The idea of universal health care may have hit its stride. At a time when a record 46 million Americans are without health insurance and an ineluctable rise in health care costs weakens the ability of U.S. businesses to compete, states are taking steps toward various forms of universal health insurance.

It is in the states, not the federal government, that health care coverage for all is likely to emerge.

“We are far more likely to get to something near universal coverage by an evolutionary process that starts in the states and spreads regionally and eventually to the federal level,” said Ed Haislmaier, a research fellow at the Heritage Foundation, a Washington think tank.

Next year, Maryland, the District, California, Louisiana, Minnesota, Ohio, Wisconsin, Colorado and New Mexico will dovetail the efforts of Massachusetts, Vermont and Maine, which already are attempting universal health care.

“States have been out there as leaders in health care reform,” Laura Tobler, health care policy analyst for the National Conference of State Legislatures, recently told the Associated Press. “Without a federal consensus on how to address the uninsured, states have taken on the responsibility of health care reform.”

It is not an easy gambit.
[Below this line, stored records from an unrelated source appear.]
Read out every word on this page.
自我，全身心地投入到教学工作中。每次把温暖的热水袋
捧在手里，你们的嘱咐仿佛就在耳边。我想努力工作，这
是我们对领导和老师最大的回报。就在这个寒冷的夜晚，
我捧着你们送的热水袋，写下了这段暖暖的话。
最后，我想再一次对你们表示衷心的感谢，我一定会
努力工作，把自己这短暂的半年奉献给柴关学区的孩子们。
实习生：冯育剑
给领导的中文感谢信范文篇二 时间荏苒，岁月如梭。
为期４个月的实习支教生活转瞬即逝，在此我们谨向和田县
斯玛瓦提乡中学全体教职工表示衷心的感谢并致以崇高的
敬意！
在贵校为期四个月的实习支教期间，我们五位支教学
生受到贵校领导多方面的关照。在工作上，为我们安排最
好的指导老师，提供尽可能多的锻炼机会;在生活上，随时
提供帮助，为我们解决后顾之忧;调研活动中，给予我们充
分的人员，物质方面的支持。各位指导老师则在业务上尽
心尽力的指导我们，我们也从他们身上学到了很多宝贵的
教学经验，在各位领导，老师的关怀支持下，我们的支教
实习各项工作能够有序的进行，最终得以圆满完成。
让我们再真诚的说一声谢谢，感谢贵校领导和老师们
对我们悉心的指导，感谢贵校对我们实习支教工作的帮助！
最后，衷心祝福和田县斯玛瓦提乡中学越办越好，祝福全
Lawmakers in Maine are discussing new taxes on soda and snack products — on top of increased levies on cigarettes and beer — to fund a universal health care program that has stumbled since 2003.

The health care spotlight will be thrust on Massachusetts next year. The state will attempt to implement the innovative plan of outgoing Gov. Mitt Romney, a Republican who is considering a White House bid. Massachusetts is attempting to force people to buy health insurance. The central element in the plan requires residents who are voluntarily uninsured to buy coverage or face tax penalties.

Because Massachusetts has relatively few uninsured residents — about 10 percent compared with 18 percent nationally — the plan is more feasible there than in other states.

States are using the Massachusetts model to tailor health care reforms to their demographics. For more than a decade, states have largely focused on designing “product solutions,” such as standardized private insurance or state-subsidized benefit plans. Now, they are taking a system-focused approach by restructuring the market for private insurance.

Vermont’s Catamount Health is a state-run program enacted in May that will subsidize the purchase of private insurance. That plan goes into effect in October. In Minnesota, Gov. Tim Pawlenty, a Republican, signaled that he is open to a Massachusetts-style mandate that all residents be insured.

In Maryland, the General Assembly is expected to take on health care after a federal judge invalidated the so-called “fair share” measure, which the Democrat-controlled legislature enacted over the veto of Gov. Robert L. Ehrlich Jr., a Republican. The legislation would have required large employers — specifically Wal-Mart Stores Inc., the only employer that fit the bill’s requirements — to contribute certain amounts toward employee health care benefits.

“I expect that in Washington, D.C., and Maryland there will be legislation introduced in 2007 to provide more insurance coverage,” Mr. Haislmaier said.